Let’s also examine hedge fund activity in other stocks – not necessarily in the same industry as Warrior Met Coal, Inc. (NYSE:HCC) but similarly valued. We will take a look at Nexa Resources S.A. (NYSE:NEXA), OneSmart International Education Group Limited (NYSE:ONE), Meridian Bancorp, Inc. (NASDAQ:EBSB), and HeadHunter Group PLC (NASDAQ:HHR). This group of stocks’ market valuations are similar to HCC’s market valuation.

Ticker No of HFs with positions Total Value of HF Positions (x1000) Change in HF Position
NEXA 5 5135 -2
ONE 8 71081 0
EBSB 12 94607 1
HHR 6 62887 -2
Average 7.75 58428 -0.75

View table here if you experience formatting issues.

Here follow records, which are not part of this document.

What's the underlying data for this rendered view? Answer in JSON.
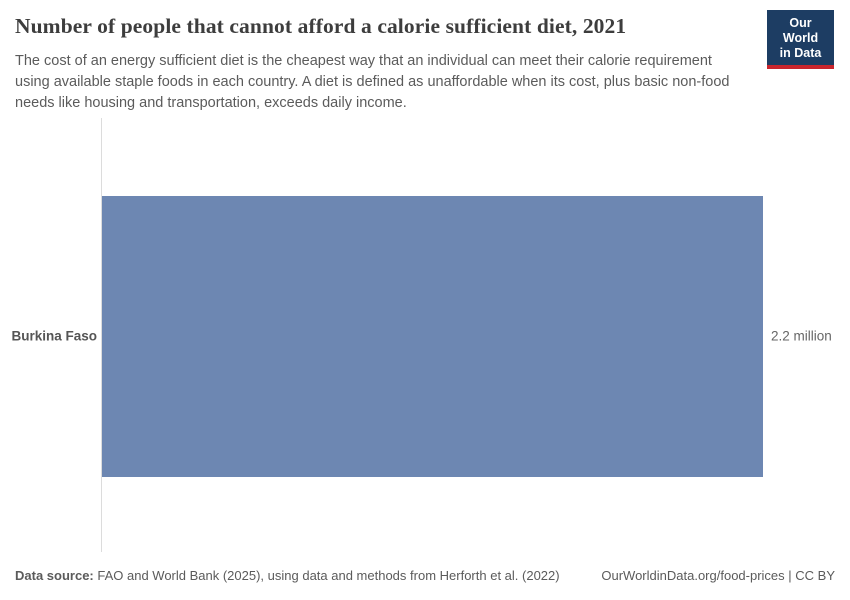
{
  "header": {
    "title": "Number of people that cannot afford a calorie sufficient diet, 2021",
    "subtitle": "The cost of an energy sufficient diet is the cheapest way that an individual can meet their calorie requirement using available staple foods in each country. A diet is defined as unaffordable when its cost, plus basic non-food needs like housing and transportation, exceeds daily income.",
    "logo": {
      "line1": "Our World",
      "line2": "in Data"
    }
  },
  "chart_data": {
    "type": "bar",
    "orientation": "horizontal",
    "title": "Number of people that cannot afford a calorie sufficient diet, 2021",
    "year": "2021",
    "categories": [
      "Burkina Faso"
    ],
    "values": [
      2200000
    ],
    "value_labels": [
      "2.2 million"
    ],
    "xlabel": "",
    "ylabel": "",
    "xlim": [
      0,
      2200000
    ],
    "grid": false,
    "legend": "none",
    "bar_color": "#6d87b2",
    "axis_line_color": "#dcdcdc"
  },
  "footer": {
    "data_source_label": "Data source:",
    "data_source_text": " FAO and World Bank (2025), using data and methods from Herforth et al. (2022)",
    "link_text": "OurWorldinData.org/food-prices | CC BY"
  },
  "colors": {
    "title_text": "#3d3d3d",
    "subtitle_text": "#5b5b5b",
    "bar": "#6d87b2",
    "logo_navy": "#1d3d63",
    "logo_red": "#c9252d"
  }
}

As you can see these stocks had an average of 7.75 hedge funds with bullish positions and the average amount invested in these stocks was $58 million. That figure was $255 million in HCC’s case. Meridian Bancorp, Inc. (NASDAQ:EBSB) is the most popular stock in this table. On the other hand Nexa Resources S.A. (NYSE:NEXA) is the least popular one with only 5 bullish hedge fund positions. Compared to these stocks Warrior Met Coal, Inc. (NYSE:HCC) is more popular among hedge funds. Our calculations showed that top 10 most popular stocks among hedge funds returned 41.4% in 2019 and outperformed the S&P 500 ETF (SPY) by 10.1 percentage points. These stocks gained 1.0% in 2020 through May 1st and still beat the market by 12.9 percentage points. Unfortunately HCC wasn’t nearly as popular as these 10 stocks and hedge funds that were betting on HCC were disappointed as the stock returned -45.9% during the four months of 2020 (through May 1st) and underperformed the market. If you are interested in investing in large cap stocks with huge upside potential, you should check out the top 10 most popular stocks among hedge funds as most of these stocks already outperformed the market in 2020.